How My Coursework Has Impacted My Understanding of Human Rights
My understanding of human rights has deepened profoundly through my coursework in the MA in Human Rights and Social Justice program. Before entering the program, I primarily viewed human rights through a legal and institutional lens—as codified principles enforced by governments and international organizations. However, my studies have broadened this understanding to encompass interdisciplinary, experiential, and decolonial perspectives, emphasizing that human rights are lived, contested, and constantly evolving.

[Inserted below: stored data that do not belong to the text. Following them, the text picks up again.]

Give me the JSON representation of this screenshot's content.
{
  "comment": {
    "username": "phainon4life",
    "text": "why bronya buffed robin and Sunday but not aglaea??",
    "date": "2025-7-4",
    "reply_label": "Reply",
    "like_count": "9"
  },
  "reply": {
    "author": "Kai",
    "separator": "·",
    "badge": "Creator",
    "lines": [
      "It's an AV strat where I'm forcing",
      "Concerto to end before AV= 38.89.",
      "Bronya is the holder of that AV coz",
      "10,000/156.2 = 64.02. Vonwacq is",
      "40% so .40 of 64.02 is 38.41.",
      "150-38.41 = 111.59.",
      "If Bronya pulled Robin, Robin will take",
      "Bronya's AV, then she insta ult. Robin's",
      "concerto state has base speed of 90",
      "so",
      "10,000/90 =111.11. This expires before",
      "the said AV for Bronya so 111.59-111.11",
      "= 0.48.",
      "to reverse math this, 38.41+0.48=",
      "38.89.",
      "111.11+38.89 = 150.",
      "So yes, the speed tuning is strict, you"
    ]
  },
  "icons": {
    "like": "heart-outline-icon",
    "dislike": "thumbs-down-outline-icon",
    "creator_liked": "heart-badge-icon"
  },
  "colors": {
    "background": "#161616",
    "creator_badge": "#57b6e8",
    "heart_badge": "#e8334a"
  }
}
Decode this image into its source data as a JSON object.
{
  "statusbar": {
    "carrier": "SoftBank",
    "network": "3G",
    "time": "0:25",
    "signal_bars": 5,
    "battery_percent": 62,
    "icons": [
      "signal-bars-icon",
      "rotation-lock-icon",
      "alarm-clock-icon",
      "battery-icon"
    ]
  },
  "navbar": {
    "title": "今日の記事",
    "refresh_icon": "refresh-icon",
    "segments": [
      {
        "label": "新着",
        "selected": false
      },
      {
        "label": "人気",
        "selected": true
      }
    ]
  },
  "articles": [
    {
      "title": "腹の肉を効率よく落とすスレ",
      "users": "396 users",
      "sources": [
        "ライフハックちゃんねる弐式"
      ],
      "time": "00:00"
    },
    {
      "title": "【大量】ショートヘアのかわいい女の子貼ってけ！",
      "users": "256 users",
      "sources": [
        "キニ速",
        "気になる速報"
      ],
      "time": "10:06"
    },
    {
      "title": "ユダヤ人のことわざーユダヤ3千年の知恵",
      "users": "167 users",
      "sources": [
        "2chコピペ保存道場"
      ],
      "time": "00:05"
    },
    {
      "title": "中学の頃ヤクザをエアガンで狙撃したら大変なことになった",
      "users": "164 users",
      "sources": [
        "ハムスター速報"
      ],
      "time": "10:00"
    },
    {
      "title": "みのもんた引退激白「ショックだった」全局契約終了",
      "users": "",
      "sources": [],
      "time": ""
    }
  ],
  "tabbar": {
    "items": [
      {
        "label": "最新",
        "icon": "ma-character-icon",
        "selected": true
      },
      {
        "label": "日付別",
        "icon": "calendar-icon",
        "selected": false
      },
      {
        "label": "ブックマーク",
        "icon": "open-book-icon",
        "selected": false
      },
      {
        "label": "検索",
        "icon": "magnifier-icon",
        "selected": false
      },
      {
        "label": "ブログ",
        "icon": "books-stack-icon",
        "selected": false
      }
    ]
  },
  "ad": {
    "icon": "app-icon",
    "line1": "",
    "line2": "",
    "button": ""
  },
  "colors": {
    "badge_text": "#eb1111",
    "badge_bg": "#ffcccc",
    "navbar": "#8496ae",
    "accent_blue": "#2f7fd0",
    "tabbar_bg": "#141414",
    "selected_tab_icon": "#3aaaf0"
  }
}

Moving Beyond Legal Definitions
In HRSJ 5010 – Foundations of Human Rights and Social Justice, I learned that human rights cannot be fully understood solely through international law or policy frameworks. Through readings such as Jack Donnelly’s Universal Human Rights in Theory and Practice, I came to see rights as socially and politically constructed, shaped by historical power relations. This course emphasized that human rights must be grounded in context and lived experience, not merely abstract universalism.
This insight helped me question whose rights are prioritized, who defines justice, and how structural inequalities continue to shape access to those rights. For example, studying the evolution of human rights frameworks in postcolonial Africa reminded me of how global systems often overlook the historical injustices that still shape communities like those I grew up in, where violence and marginalization were rampant.

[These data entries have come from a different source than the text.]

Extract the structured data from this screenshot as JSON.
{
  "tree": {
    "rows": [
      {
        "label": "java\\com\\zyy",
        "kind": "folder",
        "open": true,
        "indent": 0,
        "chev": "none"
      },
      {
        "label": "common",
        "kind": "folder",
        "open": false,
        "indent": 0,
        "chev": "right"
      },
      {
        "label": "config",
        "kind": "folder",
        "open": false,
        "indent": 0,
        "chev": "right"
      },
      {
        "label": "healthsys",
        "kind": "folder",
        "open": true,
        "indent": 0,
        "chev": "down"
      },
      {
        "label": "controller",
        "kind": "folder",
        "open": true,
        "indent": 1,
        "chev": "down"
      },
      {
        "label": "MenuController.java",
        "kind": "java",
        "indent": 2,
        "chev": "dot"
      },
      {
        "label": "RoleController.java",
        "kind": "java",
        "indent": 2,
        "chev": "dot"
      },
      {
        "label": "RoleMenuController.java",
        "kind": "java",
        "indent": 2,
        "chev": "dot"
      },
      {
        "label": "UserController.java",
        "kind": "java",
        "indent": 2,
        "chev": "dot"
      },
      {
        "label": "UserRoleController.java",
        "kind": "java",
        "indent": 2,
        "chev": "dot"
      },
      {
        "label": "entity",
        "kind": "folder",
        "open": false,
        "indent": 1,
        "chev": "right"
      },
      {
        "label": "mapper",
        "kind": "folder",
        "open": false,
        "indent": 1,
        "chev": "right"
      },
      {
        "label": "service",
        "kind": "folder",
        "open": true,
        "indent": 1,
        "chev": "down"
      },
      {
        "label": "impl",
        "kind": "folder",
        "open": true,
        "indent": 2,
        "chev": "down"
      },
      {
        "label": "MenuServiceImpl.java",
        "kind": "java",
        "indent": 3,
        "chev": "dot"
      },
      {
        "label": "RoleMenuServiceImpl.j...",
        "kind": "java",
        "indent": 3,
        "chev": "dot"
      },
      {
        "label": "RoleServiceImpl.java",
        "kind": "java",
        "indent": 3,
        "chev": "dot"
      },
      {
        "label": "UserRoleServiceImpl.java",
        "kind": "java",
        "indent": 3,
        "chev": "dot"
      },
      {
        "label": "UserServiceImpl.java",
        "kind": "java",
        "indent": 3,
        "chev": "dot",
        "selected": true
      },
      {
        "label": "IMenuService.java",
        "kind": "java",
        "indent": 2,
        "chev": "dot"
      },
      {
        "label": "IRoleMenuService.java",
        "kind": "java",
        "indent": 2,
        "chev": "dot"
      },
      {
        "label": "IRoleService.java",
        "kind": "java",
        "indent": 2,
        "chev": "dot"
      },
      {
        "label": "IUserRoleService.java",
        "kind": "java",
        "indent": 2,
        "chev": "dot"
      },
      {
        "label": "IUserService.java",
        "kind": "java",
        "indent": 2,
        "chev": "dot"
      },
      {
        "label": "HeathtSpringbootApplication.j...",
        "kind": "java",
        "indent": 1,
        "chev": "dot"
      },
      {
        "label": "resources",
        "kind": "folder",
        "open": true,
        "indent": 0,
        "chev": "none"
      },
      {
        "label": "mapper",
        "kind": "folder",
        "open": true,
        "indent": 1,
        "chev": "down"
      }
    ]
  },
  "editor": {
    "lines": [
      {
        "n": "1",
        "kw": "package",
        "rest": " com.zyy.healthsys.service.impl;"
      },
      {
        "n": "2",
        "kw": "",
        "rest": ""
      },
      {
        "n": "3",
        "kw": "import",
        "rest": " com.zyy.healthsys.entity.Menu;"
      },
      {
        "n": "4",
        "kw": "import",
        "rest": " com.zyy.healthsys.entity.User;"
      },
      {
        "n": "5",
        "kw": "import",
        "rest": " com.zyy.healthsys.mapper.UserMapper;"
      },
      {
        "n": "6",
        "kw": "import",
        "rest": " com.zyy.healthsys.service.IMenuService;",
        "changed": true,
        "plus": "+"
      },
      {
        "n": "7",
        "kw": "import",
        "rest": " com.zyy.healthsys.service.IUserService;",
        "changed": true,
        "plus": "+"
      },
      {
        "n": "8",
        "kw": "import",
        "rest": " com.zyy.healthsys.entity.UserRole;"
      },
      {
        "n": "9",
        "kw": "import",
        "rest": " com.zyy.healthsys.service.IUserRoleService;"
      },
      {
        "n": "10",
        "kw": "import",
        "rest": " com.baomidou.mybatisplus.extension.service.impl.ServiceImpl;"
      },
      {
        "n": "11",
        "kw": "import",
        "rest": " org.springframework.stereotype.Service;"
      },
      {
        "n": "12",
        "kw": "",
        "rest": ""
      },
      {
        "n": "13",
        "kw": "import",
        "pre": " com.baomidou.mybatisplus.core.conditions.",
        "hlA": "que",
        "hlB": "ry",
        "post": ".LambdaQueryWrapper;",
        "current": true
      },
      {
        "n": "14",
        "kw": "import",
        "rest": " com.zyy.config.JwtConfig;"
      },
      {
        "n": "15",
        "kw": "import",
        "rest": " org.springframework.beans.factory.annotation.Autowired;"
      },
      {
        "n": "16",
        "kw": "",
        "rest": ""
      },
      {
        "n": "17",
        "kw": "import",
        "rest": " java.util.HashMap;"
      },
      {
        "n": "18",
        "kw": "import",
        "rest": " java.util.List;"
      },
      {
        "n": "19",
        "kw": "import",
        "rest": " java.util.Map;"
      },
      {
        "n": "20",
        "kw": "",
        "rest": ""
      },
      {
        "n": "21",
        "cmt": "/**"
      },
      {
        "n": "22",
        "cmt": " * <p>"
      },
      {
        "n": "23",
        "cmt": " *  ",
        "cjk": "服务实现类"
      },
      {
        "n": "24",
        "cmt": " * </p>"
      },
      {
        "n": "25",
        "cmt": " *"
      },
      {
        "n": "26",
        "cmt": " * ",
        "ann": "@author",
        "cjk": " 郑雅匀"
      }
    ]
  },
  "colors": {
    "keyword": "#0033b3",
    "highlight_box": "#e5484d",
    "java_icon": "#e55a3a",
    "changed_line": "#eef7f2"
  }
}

Integrating Indigenous Perspectives
My perspective expanded further in HRSJ 5020 – Indigenous Ways of Knowing: Resurgence of Land-Based Pedagogies and Practices. This course challenged me to understand human rights not only as entitlements but as relationships—to land, to community, and to the environment. The works of scholars like Leanne Betasamosake Simpson (2017) and Eve Tuck & K. Wayne Yang (2012) in “Decolonization is Not a Metaphor” emphasized that reconciliation without decolonization risks becoming an empty gesture.

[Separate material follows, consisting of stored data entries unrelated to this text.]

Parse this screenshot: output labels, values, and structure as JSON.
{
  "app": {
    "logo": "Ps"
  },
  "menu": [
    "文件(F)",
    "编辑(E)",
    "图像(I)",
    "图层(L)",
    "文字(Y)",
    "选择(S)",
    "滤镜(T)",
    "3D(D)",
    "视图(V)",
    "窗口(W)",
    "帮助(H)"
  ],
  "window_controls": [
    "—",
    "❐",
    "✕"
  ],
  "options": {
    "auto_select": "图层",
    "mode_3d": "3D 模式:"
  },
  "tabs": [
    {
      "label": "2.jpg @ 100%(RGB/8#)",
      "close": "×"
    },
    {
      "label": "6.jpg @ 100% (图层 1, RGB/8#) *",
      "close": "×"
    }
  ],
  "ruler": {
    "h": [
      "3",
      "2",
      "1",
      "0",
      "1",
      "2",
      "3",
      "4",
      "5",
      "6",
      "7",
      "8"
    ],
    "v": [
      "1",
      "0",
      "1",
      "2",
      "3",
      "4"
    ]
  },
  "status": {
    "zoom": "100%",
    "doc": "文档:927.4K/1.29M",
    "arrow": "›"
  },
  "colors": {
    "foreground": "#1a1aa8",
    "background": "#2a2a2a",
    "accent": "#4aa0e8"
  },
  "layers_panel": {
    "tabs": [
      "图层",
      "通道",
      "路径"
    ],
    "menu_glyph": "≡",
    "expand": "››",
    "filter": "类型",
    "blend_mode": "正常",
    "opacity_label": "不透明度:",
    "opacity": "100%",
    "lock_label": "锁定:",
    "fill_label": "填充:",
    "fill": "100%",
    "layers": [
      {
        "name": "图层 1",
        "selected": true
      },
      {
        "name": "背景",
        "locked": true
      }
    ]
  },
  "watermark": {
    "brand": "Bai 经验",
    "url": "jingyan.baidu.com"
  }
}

Through this course, I learned that Indigenous approaches to justice emphasize responsibility, reciprocity, and collective well-being, rather than individual entitlement. This reshaped my understanding of human rights as interconnected rather than individualistic—an insight that now informs how I think about sustainable justice in both Indigenous and global contexts.
Connecting Theory to Practice
Courses such as HRSJ 5030 – Problem Solving in the Field and HRSJ 5260 – Moral Economies and Social Movement helped me apply theoretical knowledge to real-world situations. For instance, while studying grassroots social movements, I examined how economic inequality undermines human dignity and how communities mobilize to claim their rights outside formal institutions. In one class project, I proposed a community-based microfinance model for empowering marginalized women in Nigeria. This assignment allowed me to merge my 16 years of experience in banking with human rights principles of economic justice and empowerment. It reinforced that promoting human rights requires not just advocacy but also practical, context-sensitive solutions that address structural barriers to equality.
Cultivating a Decolonial and Critical Awareness
In HRSJ 5120 – Colonialism: Decolonization and Responsibility, readings like Glen Sean Coulthard’s (2014) Red Skin, White Masks were pivotal. Coulthard’s critique of the colonial politics of recognition revealed how state-led human rights frameworks can inadvertently reproduce systems of domination. This prompted me to think critically about how “rights” are framed, granted, or withheld. I came to understand that human rights advocacy must go beyond seeking recognition from power structures and instead challenge those very structures. This critical awareness aligns with my personal commitment to dismantling systemic inequalities and promoting self-determination for marginalized groups—whether Indigenous communities in Canada or underserved populations in Nigeria.
Toward a Relational and Transformative Understanding
Overall, my coursework has transformed my view of human rights from a static legal framework into a dynamic and relational practice rooted in ethics, culture, and lived experience. I now see human rights as inseparable from social justice, environmental sustainability, and community resilience.
This shift has also been personal. It has helped me connect my own experiences growing up in a marginalized environment to broader global struggles for equity and recognition. It has taught me that defending human rights requires listening, humility, and cross-cultural dialogue, as much as it requires theory or law. In short, my coursework has not only deepened my academic understanding but also reshaped my moral and practical orientation toward justice. It has equipped me to think critically, act compassionately, and engage meaningfully in the pursuit of human rights for all.
References
Coulthard, G. S. (2014). Red skin, white masks: Rejecting the colonial politics of recognition. University of Minnesota Press.
Donnelly, J. (2013). Universal human rights in theory and practice (3rd ed.). Cornell University Press.
Simpson, L. B. (2017). As we have always done: Indigenous freedom through radical resistance. University of Minnesota Press.
Tuck, E., & Yang, K. W. (2012). Decolonization is not a metaphor. Decolonization: Indigeneity, Education & Society, 1(1), 1–40.